富士フイルム「XC35mmF2」のレビュー第二回 解像チャート編を公開。
簡易的なまとめ
近距離における解像性能が特に優れているレンズではありません。F2の絞り開放は全体的にソフト、絞っても周辺や隅の改善が期待できず。ピント面のシャープさを重視するのであれば、社外製のVILTROXがより良好な選択肢となります。
This lens does not offer particularly outstanding resolution performance at close distances. At its maximum aperture of f/2, the image is soft overall, and even when stopped down, no significant improvement in the periphery or corners can be expected. If sharpness on the focal plane is a priority, the third-party VILTROX lens would be a superior choice.
*当ブログのレビューは冒頭に断りが無い限り、自費購入となっています。
XC35mmF2のレビュー一覧
- XC35mmF2 レンズレビューVol.2 解像チャート編 2026年1月25日
- XC35mmF2 レンズレビューVol.1 外観・操作・AF編 2026年1月24日
解像力チャート
撮影環境

テスト環境
- カメラボディ:FUJIFILM X-E5
- 交換レンズ:XC35mmF2
- パール光学工業株式会社
「【HR23348】ISO12233準拠 8K解像力テストチャート(スチルカメラ用)」
- オリンパス HYRes 3.1 解析ソフト
- 屋内で照明環境が一定
- 三脚・セルフタイマー10秒・電子シャッター
- RAW出力
- ISO 125 固定
- Adobe Lightroom Classic CCでRAW現像
・シャープネス オフ
・ノイズリダクション オフ
・色収差補正オフ
・格納されたレンズプロファイル(外せない) - 解析するポイントごとにピントを合わせて撮影
(像面湾曲は近接で測定が難しいので無限遠時にチェック) - 近接でのテストであることに注意(無限遠側はさらに良好となる可能性あり)
補足
今回はRAW出力を元にしてシャープネスをオフの状態で検証。ボディ出力のJPEGやRAW現像でシャープネスを整えるとより数値が向上する可能性あり。
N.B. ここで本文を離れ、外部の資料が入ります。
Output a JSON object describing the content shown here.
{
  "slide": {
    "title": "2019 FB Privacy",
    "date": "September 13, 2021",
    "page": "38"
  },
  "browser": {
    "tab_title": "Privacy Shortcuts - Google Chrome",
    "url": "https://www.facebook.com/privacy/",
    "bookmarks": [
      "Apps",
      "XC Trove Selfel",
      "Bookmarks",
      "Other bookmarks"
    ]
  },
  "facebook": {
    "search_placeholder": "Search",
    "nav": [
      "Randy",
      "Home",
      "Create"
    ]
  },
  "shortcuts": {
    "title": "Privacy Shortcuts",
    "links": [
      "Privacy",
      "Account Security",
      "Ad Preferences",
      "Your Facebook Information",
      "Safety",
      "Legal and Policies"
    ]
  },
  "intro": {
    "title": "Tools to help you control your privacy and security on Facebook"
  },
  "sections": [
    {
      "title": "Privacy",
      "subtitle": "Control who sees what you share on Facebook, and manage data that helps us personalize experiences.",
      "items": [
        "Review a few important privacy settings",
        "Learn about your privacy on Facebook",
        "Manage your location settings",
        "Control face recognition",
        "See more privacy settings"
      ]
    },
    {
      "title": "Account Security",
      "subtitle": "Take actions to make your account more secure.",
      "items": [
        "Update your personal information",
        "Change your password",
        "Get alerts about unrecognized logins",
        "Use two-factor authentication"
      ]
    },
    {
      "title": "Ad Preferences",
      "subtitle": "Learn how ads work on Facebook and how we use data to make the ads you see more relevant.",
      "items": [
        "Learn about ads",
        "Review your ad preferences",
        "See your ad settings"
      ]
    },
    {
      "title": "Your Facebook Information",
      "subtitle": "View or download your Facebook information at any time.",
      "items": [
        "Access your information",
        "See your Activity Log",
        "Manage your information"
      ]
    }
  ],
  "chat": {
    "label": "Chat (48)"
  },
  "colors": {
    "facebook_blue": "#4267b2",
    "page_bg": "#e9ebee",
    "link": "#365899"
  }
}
今回の数値はあくまでも「最低値」とお考え下さい。
テスト結果

F2の絞り開放は全体的にややソフトですが、フレーム隅まで大きな破綻はありません。絞ると中央は徐々に改善し、F4でほぼピークに到達。F8まで優れた結果となりました。
一方、周辺や隅は劇的な改善が見られず、絞りによる改善効果が薄い。少なくとも4000万画素センサーで使うには力不足。F1.4から極めて優れた結果が得られる「XF33mmF1.4 R LM WR」との差は大きい。
中央
F2の開放は残存収差が目立ち、コントラストが低め。F2.8まで絞ると改善するので、細部のクリアな切れ味を重視するのであればF2.8以降の使用がおススメ。F4まで絞ると、ほぼピークの結果が得られます。

周辺
中央から大きな画質低下はないものの、絞っても改善効果はほとんどありません。

四隅
周辺と比べるとさらに細部がソフトな描写。非点収差かコマ収差のような画質の低下が目立ちます。

数値確認
| Center | Mid | Corner | |
| F2.0 | 2779 | 2594 | 2068 |
| F2.8 | 3083 | 2685 | 2575 |
| F4.0 | 3661 | 2800 | 2347 |
| F5.6 | 3796 | 2899 | 2412 |
| F8.0 | 3803 | 2719 | 2235 |
| F11 | 3258 | 2635 | 2055 |
| F16 | 2928 | 2375 | 1942 |
比較
テスト機が異なるので参考までに。
最も優れているのは同社のXF33mmF1.4。F1.4の絞り開放から全体的に良好な性能を発揮。価格が大幅に異なるため、全面的におススメすることはできません。しかし、お金に余裕があるのならばベストな選択肢に違いなし。
同じ価格帯のレンズとしては、VILTROX 35mm F1.7がより良好。フレーム中央から周辺までの一貫性が優れており、特に絞り開放付近の性能が良好。
まとめ

近距離における解像性能が特に優れているレンズではありません。F2の絞り開放は全体的にソフト、絞っても周辺や隅の改善が期待できず。ピント面のシャープさを重視するのであれば、社外製のVILTROXがより良好な選択肢となります。
その一方、残存収差がボケ質にいい影響を与えており、近距離では柔らかく滑らかなボケが得られます。